Outras obras de Alencar
- A viuvinha (1860);
- Diva (1864);
- O Guarani (1857);
- Ubirajara (1874);
- O gaúcho (1870);
- O tronco do ipê (1871);
- O sertanejo (1875).



Esse é o homem por quem eu sou apaixonada desde pequenininha. José de Alencar capturou meu coração e fez dele sua moradia com seu romantismo cruel e avassalador. Espero que eu consiga despertar um pouco a curiosidade e vontade de vocês de ler um pouco sobre esse homem e suas obras. Acho que a gente desvaloriza muito a nossa própria cultura.
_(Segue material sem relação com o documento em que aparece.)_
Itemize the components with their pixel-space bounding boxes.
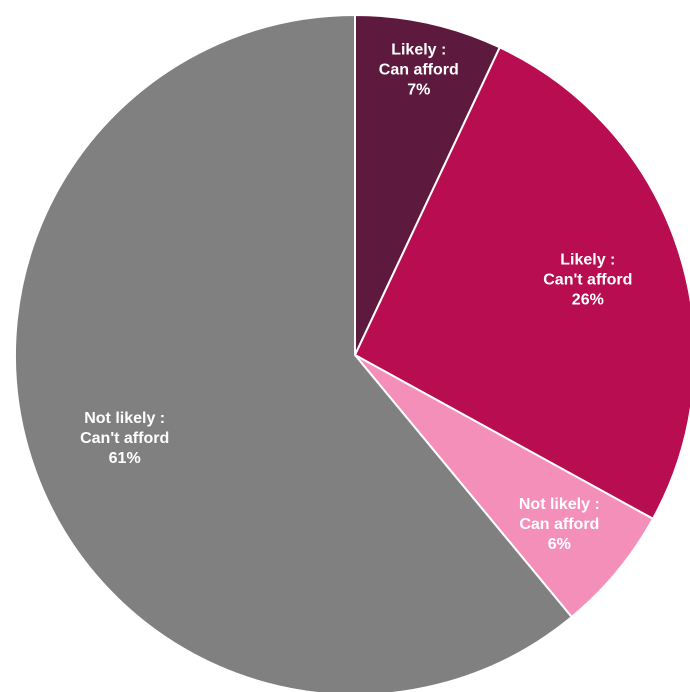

Vejo por aí um monte de crianças lendo literatura estrangeira - o que é válido, claro, pelo menos estão lendo - e não sabem citar um autor daqui. E mais, a literatura antiga e sua linguagem pode tirar a vontade por ser mais difícil, mas a sua essência é magnífica. Sou mais do que a favor de leitura obrigatória de clássicos brasileiros nas escolas, acho primordial pra educação de base de qualquer pessoa.